Big Questions

By Nicholas Baines

This is the script of this morning’s Thought for the Day on BBC Radio 4’s Today programme.

How do you go from being a spy to being a vicar?

That is probably the most frequently asked question I get when people know that my first career was at GCHQ in Cheltenham. Having joined with a degree in German and French, I trained to be a not-very-good Russian linguist specialist during the Cold War. After a few years I moved on to a theological college before being ordained in the Church of England. The rest, as they say, is history.

So, I understand the surprise about my unusual career change. But, looking at the underbelly of the world’s politics and military is not a million miles from doing pastoral work with individuals in a parish.
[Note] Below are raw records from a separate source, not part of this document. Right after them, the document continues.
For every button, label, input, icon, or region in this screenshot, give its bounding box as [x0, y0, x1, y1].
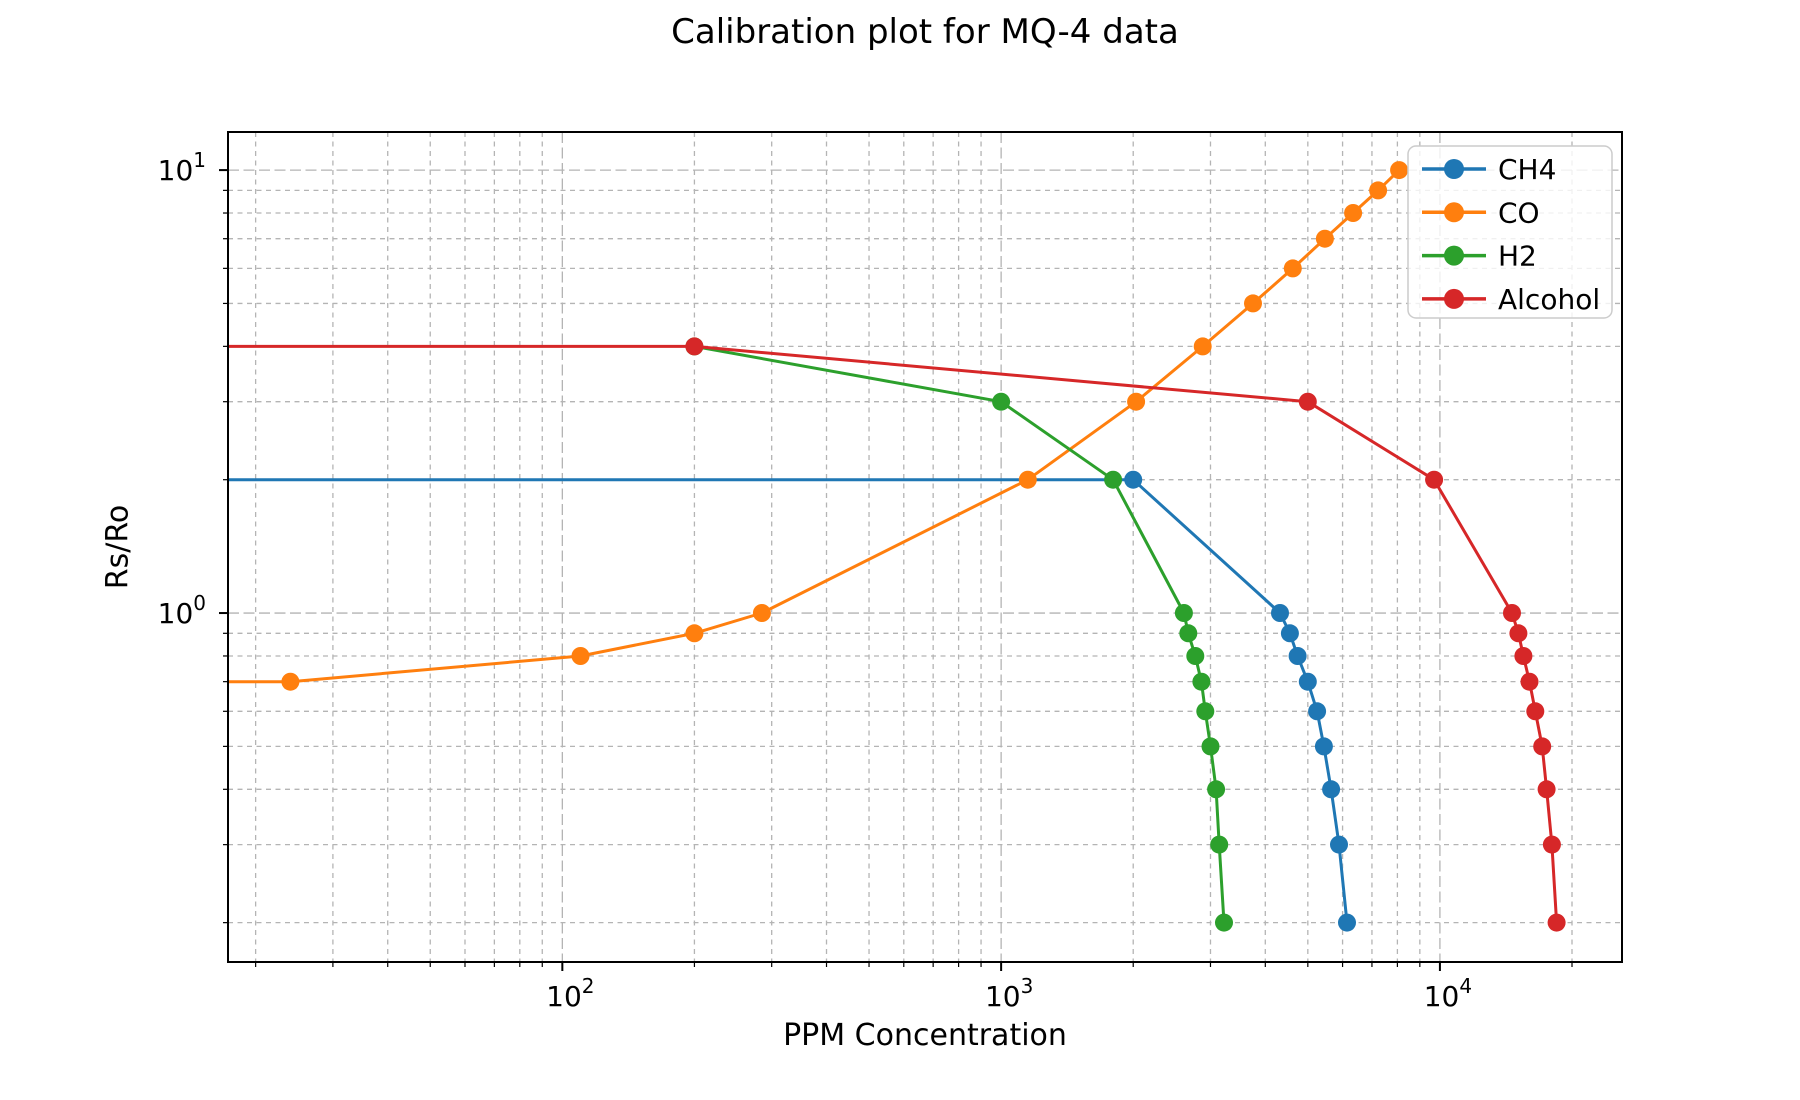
y-tick-label: 100 [158, 591, 206, 630]
series-Alcohol-marker [1526, 702, 1545, 721]
series-H2-marker [1179, 624, 1198, 643]
series-H2-marker [1201, 737, 1220, 756]
series-H2-marker [1196, 702, 1215, 721]
legend: CH4 CO H2 Alcohol [1407, 145, 1613, 319]
series-CH4-marker [1322, 780, 1341, 799]
series-CO-marker [685, 624, 704, 643]
series-CO-marker [1390, 161, 1409, 180]
x-tick-label: 104 [1424, 974, 1472, 1013]
legend-entry-H2: H2 [1422, 240, 1537, 273]
legend-sample-marker [1444, 288, 1464, 309]
series-H2-marker [1174, 604, 1193, 622]
legend-sample-marker [1444, 245, 1464, 266]
series-H2-marker [1210, 835, 1229, 854]
series-H2-marker [992, 392, 1011, 411]
legend-sample-marker [1444, 159, 1464, 179]
series-Alcohol-marker [1520, 672, 1539, 691]
series-Alcohol-marker [1509, 624, 1528, 643]
series-CO-marker [1283, 259, 1302, 278]
series-H2-marker [1207, 780, 1226, 799]
legend-label: Alcohol [1498, 283, 1600, 316]
series-H2-marker [1186, 647, 1205, 665]
ticks [219, 169, 1573, 971]
series-H2-marker [1192, 672, 1211, 691]
legend-label: H2 [1498, 240, 1537, 273]
series-CH4-marker [1280, 624, 1299, 643]
y-tick-label: 101 [158, 148, 206, 187]
series-H2-marker [1215, 913, 1233, 932]
legend-label: CO [1498, 196, 1540, 229]
series-CO-marker [571, 647, 590, 665]
series-Alcohol-marker [1425, 470, 1444, 489]
legend-label: CH4 [1498, 153, 1556, 186]
series-CO-marker [281, 672, 300, 691]
series-CH4-marker [1271, 604, 1289, 622]
series-Alcohol-line [228, 344, 1559, 923]
series-CH4-marker [1338, 913, 1356, 932]
series-Alcohol-marker [1547, 913, 1566, 932]
series-CH4-marker [1288, 647, 1307, 665]
series-Alcohol-marker [1503, 604, 1521, 622]
series-Alcohol-marker [685, 337, 704, 356]
series-CH4-line [228, 478, 1349, 923]
x-tick-label: 102 [546, 974, 594, 1013]
series-CO-marker [1018, 470, 1037, 489]
series-Alcohol-marker [1298, 392, 1317, 411]
series-Alcohol-marker [1514, 647, 1533, 665]
series-CH4-marker [1298, 672, 1317, 691]
series-Alcohol [228, 337, 1566, 932]
series-CO-marker [752, 604, 771, 622]
series-CO-marker [1344, 204, 1363, 222]
series-CH4-marker [1124, 470, 1143, 489]
series-H2 [685, 337, 1233, 932]
y-axis-label: Rs/Ro [100, 504, 136, 590]
series-CO-line [228, 169, 1401, 684]
plot-border [227, 131, 1623, 963]
legend-entry-CH4: CH4 [1422, 153, 1556, 186]
series-CH4-marker [1308, 702, 1327, 721]
legend-entry-Alcohol: Alcohol [1422, 283, 1600, 316]
x-tick-label: 103 [985, 974, 1033, 1013]
series-CO-marker [1369, 181, 1388, 200]
legend-box [1407, 145, 1613, 319]
series-CH4-marker [1314, 737, 1333, 756]
series-CO-marker [1127, 392, 1146, 411]
series-CO-marker [1244, 294, 1262, 313]
series-Alcohol-marker [1537, 780, 1556, 799]
series-CO-marker [1315, 229, 1334, 248]
series-Alcohol-marker [1533, 737, 1552, 756]
series-H2-line [694, 344, 1226, 923]
series-Alcohol-marker [1542, 835, 1561, 854]
series-CH4-marker [1330, 835, 1348, 854]
x-axis-label: PPM Concentration [783, 1018, 1067, 1053]
series-H2-marker [1104, 470, 1123, 489]
chart-title: Calibration plot for MQ-4 data [671, 12, 1179, 52]
legend-sample-marker [1444, 202, 1464, 223]
series-CH4 [228, 470, 1356, 932]
legend-entry-CO: CO [1422, 196, 1540, 229]
series-CO-marker [1193, 337, 1212, 356]
series-CO [228, 161, 1409, 691]
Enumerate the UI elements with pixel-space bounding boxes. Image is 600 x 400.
Whether I was dealing with the Soviet military in Afghanistan or having a cup of tea with an elderly couple in their home, the questions are basically the same:

• What is the meaning of my life – my living?

• What is the meaning of my death – my dying?

• What is the meaning of history – and where do I think it began?

• Where does morality come from and why does any of this stuff matter anyway?

Now, these are classic world-view questions; but, whatever fancy label we give them, they go to the heart of most of our self-reflection and our assumptions about the stuff going on around us in the world at the moment.

For example, the ways I see yesterday’s anniversary of the slaughter in Israel and today’s focus on the slaughter across the Middle East; or my recent visit to Sudan, where friends have been displaced and dispossessed, threatened and, in some cases, killed; or the family funeral I did a few days ago as we mourned our loss and contemplated a changed future in a changed world.

I say this because, basically, theology – that is, my understanding of God, the world and us – has to make sense of the whole of reality in this complex world, not just bits of it. If my faith only works in Wimbledon and not in Baghdad, then it isn’t worth having – and there are better things to do with my life than getting ordained.

Every human being makes assumptions about why the world is the way it is and tries to shape life accordingly. It is the lens behind the eyes that filter how we think and see reality, the decisions we make and the meaning we give to them.

And this is why respectful listening to the perspectives of others really matters -that we are open to looking through the eyes of someone else and understanding why they are the way they are. It’s not about agreement, but about learning to live with difference.